Ses 18 ans approchent et il quitte donc le CEF d’Allonnes, après 10 mois de placement et des débuts parfois chaotiques.
Celui qui est déjà passé par la case prison, mesure la chemin parcouru.
Paul, 17 ans, bientôt 18 :
"Au début, honnêtement ça me cassait les cacahouètes de rester ici dans un lieu fermé et tout mais // pendant ces 10 mois, l’équipe éducative, ils m’ont aidé à comprendre certaines choses, ils m’ont aidé à avancer. Par rapport à mon parcours, mon projet professionnel et maintenant, le juge il a estimé que j’ai grandi et que il peut me laisser en liberté entre guillemet."

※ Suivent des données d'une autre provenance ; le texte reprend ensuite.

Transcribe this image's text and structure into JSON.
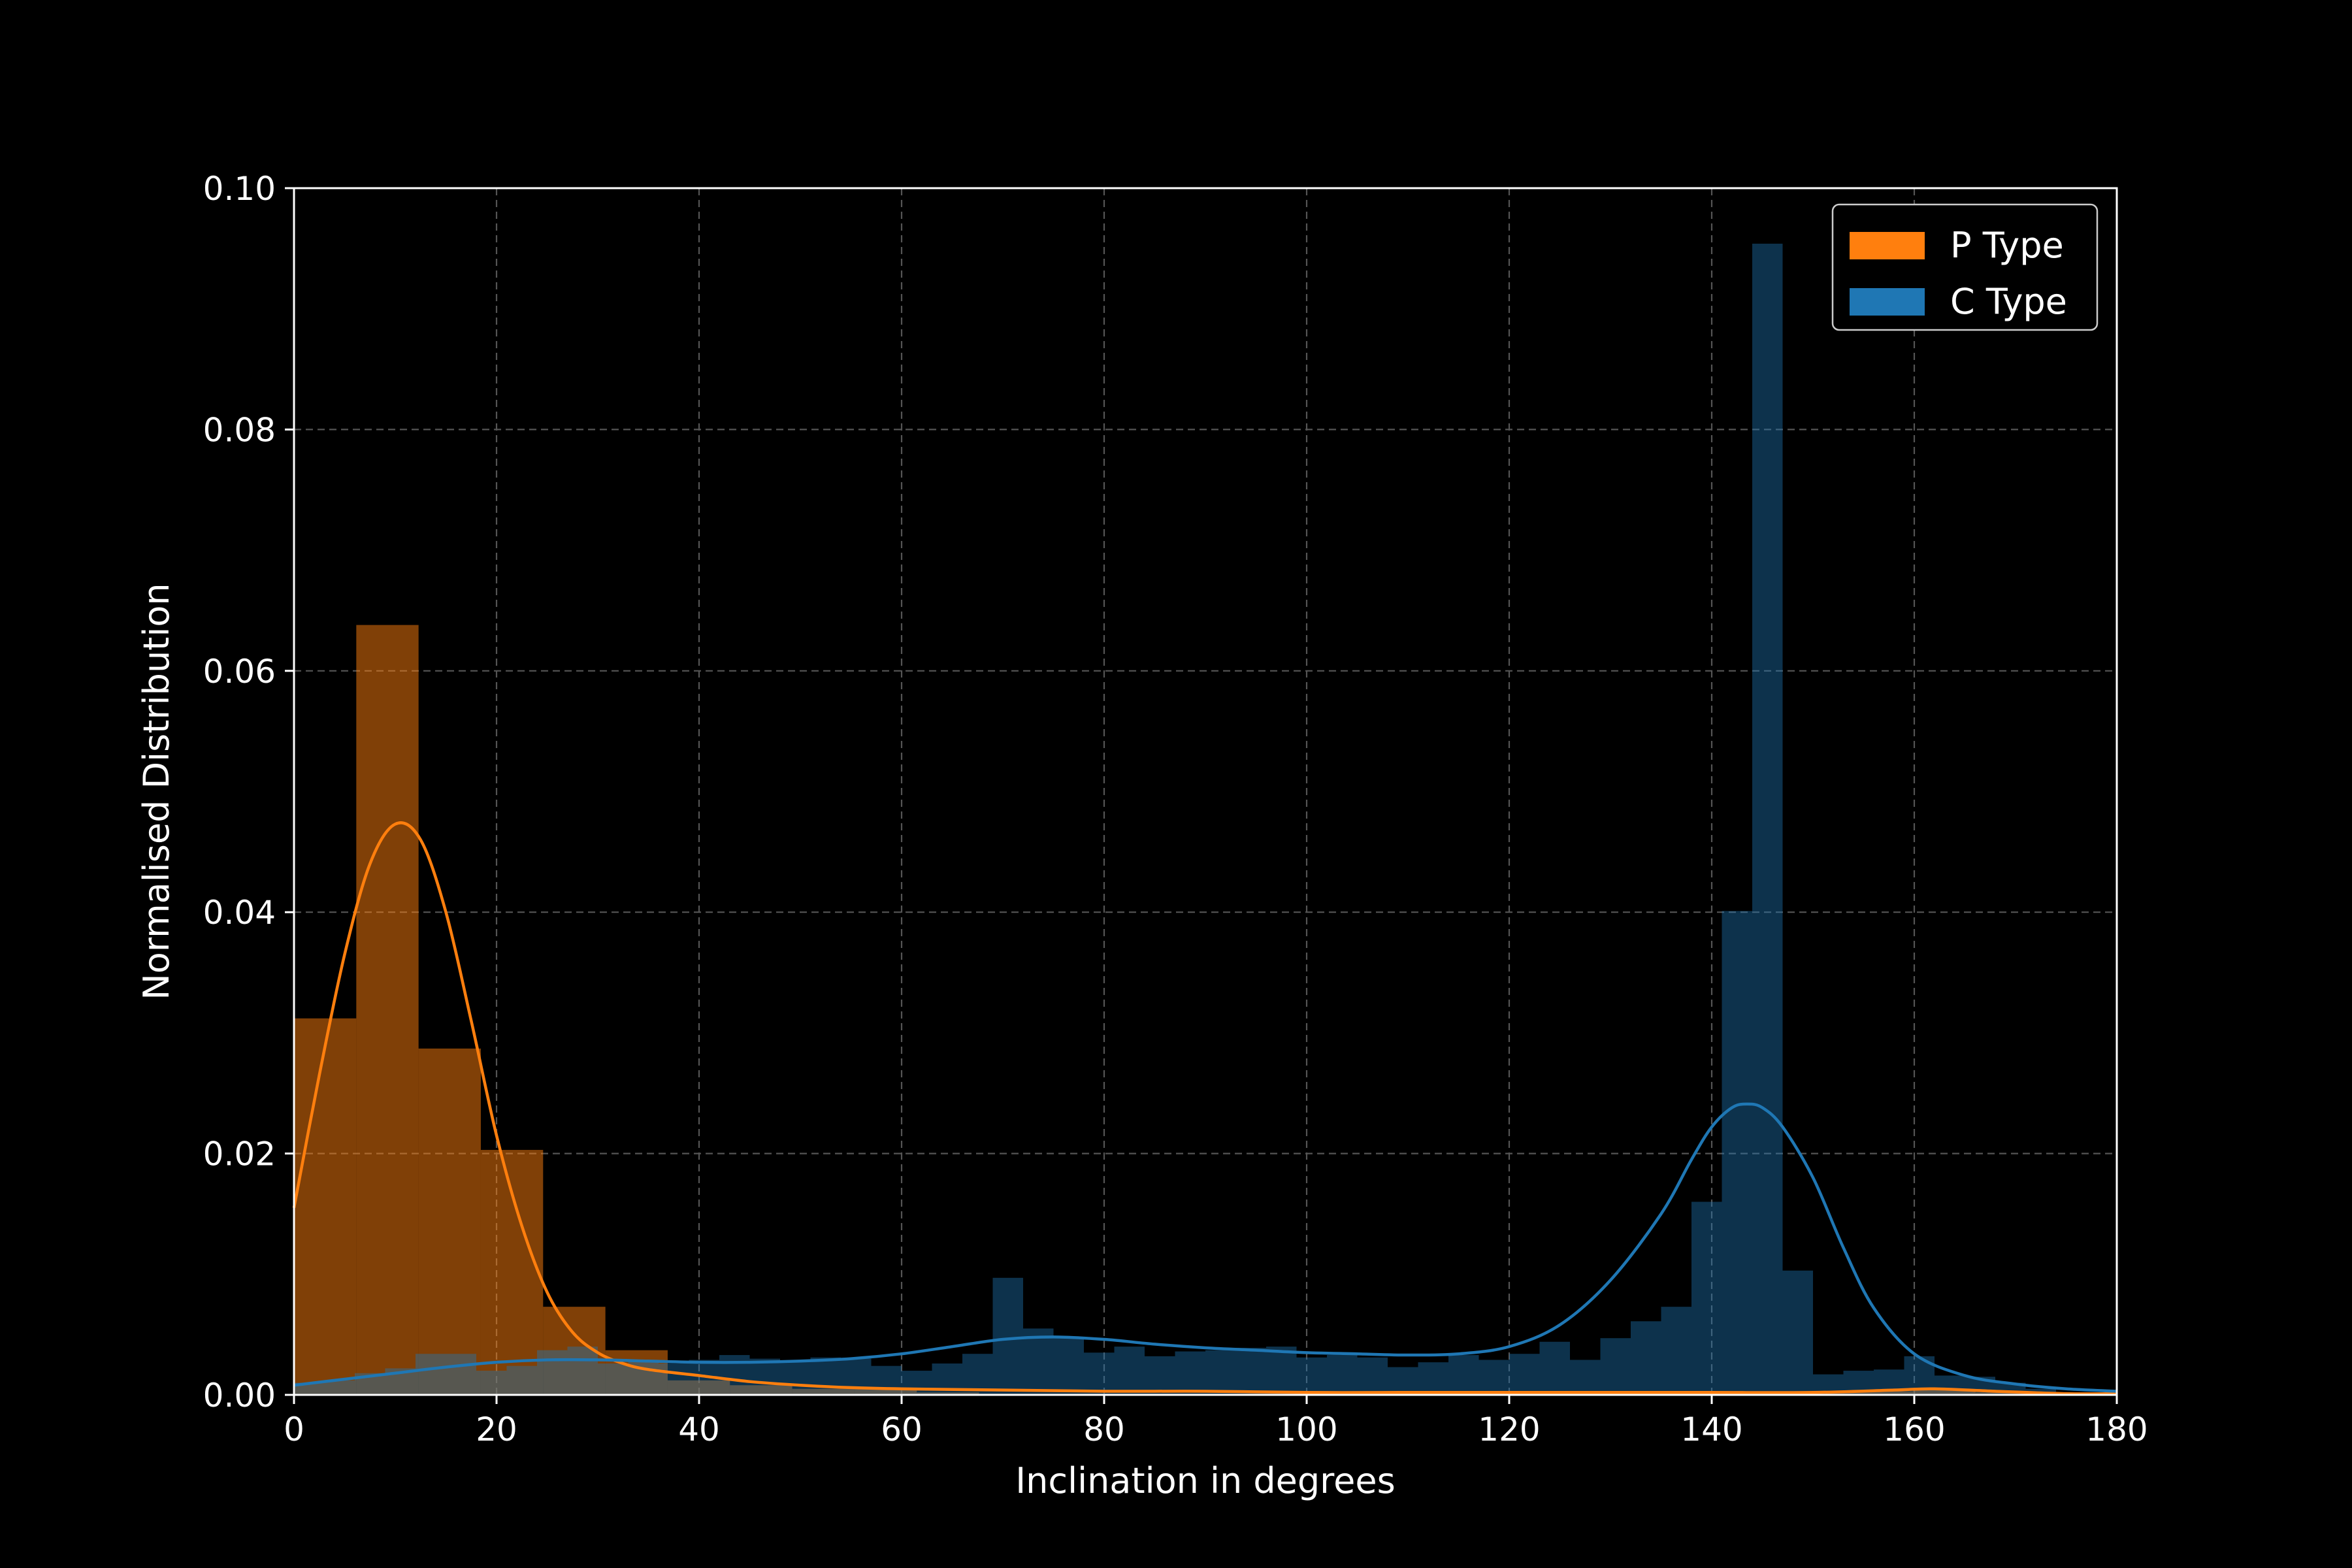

Paul participe une dernière fois à l’atelier menuiserie avant d’aller préparer ses affaires. Dans sa valise : un contrat d’apprentissage fraîchement signé et les clefs d’un logement où dormir dès ce soir.
Le quotidien du centre, ce sont des cours de rattrapage scolaire, un suivi psychologique et des ateliers. Comme ici en arts plastiques avec Héloïse.
Héloïse, éducatrice spécialisée en arts plastiques et loisirs créatifs :
"Le but de l’atelier ici, c’est la valorisation, c’est de travailler l’estime de soi, leur montrer qu’ils sont capables de réaliser de très belles choses, de travailler la créativité et l’imagination, et puis leur montrer qu’ils sont capables. C’est aussi leur permettre de se poser et d’avoir un support pour travailler la concentration."
Souvent pointés du doigt, notamment pour leur coût jugés trop élevés, les centres éducatifs fermés, créés en 2002, devraient néanmoins se multiplier :
La garde des Sceaux a annoncé la création de 20 nouveaux centres, qui s’ajouteront aux 51 actuellement en activité en France.